In order to develop ways of making our logs more useful, there are a couple of key things we need to do.

Firstly we need a reliable mechanism for gathering and centralising log data, and that data then needs to be structured so we can do search and analysis.

In this context structuring means splitting up into it’s consitituent parts such as timestamp, log message, creating process etc. and storing it in some kind of database format.

This is obviously totally dependent on understanding the format of the log files, and this in itself can be massively variable – standards in this space are fairly fluid and by no means widespread so the format of log files varies tremendously.

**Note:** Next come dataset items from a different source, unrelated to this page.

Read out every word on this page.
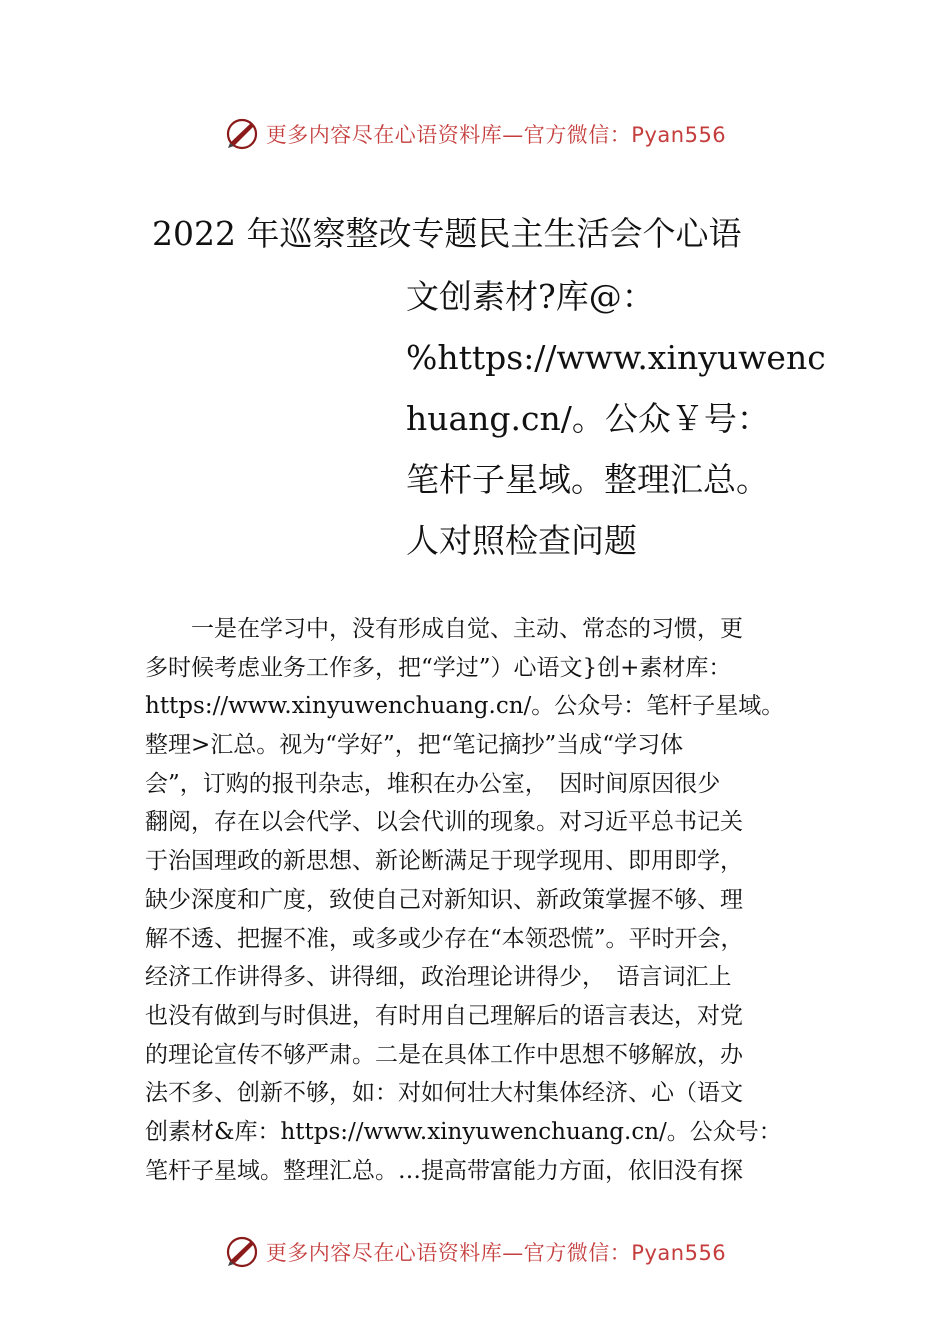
更多内容尽在心语资料库—官方微信：Pyan556
2022 年巡察整改专题民主生活会个心语
文创素材?库@：
%https://www.xinyuwenc
huang.cn/。公众￥号：
笔杆子星域。整理汇总。
人对照检查问题
　　一是在学习中，没有形成自觉、主动、常态的习惯，更
多时候考虑业务工作多，把“学过”）心语文}创+素材库：
https://www.xinyuwenchuang.cn/。公众号：笔杆子星域。
整理>汇总。视为“学好”，把“笔记摘抄”当成“学习体
会”，订购的报刊杂志，堆积在办公室，　因时间原因很少
翻阅，存在以会代学、以会代训的现象。对习近平总书记关
于治国理政的新思想、新论断满足于现学现用、即用即学，
缺少深度和广度，致使自己对新知识、新政策掌握不够、理
解不透、把握不准，或多或少存在“本领恐慌”。平时开会，
经济工作讲得多、讲得细，政治理论讲得少，　语言词汇上
也没有做到与时俱进，有时用自己理解后的语言表达，对党
的理论宣传不够严肃。二是在具体工作中思想不够解放，办
法不多、创新不够，如：对如何壮大村集体经济、心（语文
创素材&库：https://www.xinyuwenchuang.cn/。公众号：
笔杆子星域。整理汇总。…提高带富能力方面，依旧没有探
更多内容尽在心语资料库—官方微信：Pyan556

Whilst there are proprietary solutions out there which provide functionality which addresses some of these issues, like Splunk for example, these can be very complex, and are often extremely expensive.

Luckily for us, the open source world has a set of fantastic tools for doing exactly what we need – the ELK stack of ElasticSearch, Logstash and Kibana.

ElasticSearch is a distributed search engine, written in Java and built on top of the Apache Lucene search technology. It’s massively horizontally scalable and super fast.

Kibana provides a highly configurable graphical frontend into ElasticSearch, and last but not least Logstash is a log storage and processing system.

Over this short series of blog posts, I’ll be going end to end across some of the approaches we’re adopting, including how we’re using the ELK stack, which hopefully may be of some use to others out there in starting to unravel your logs.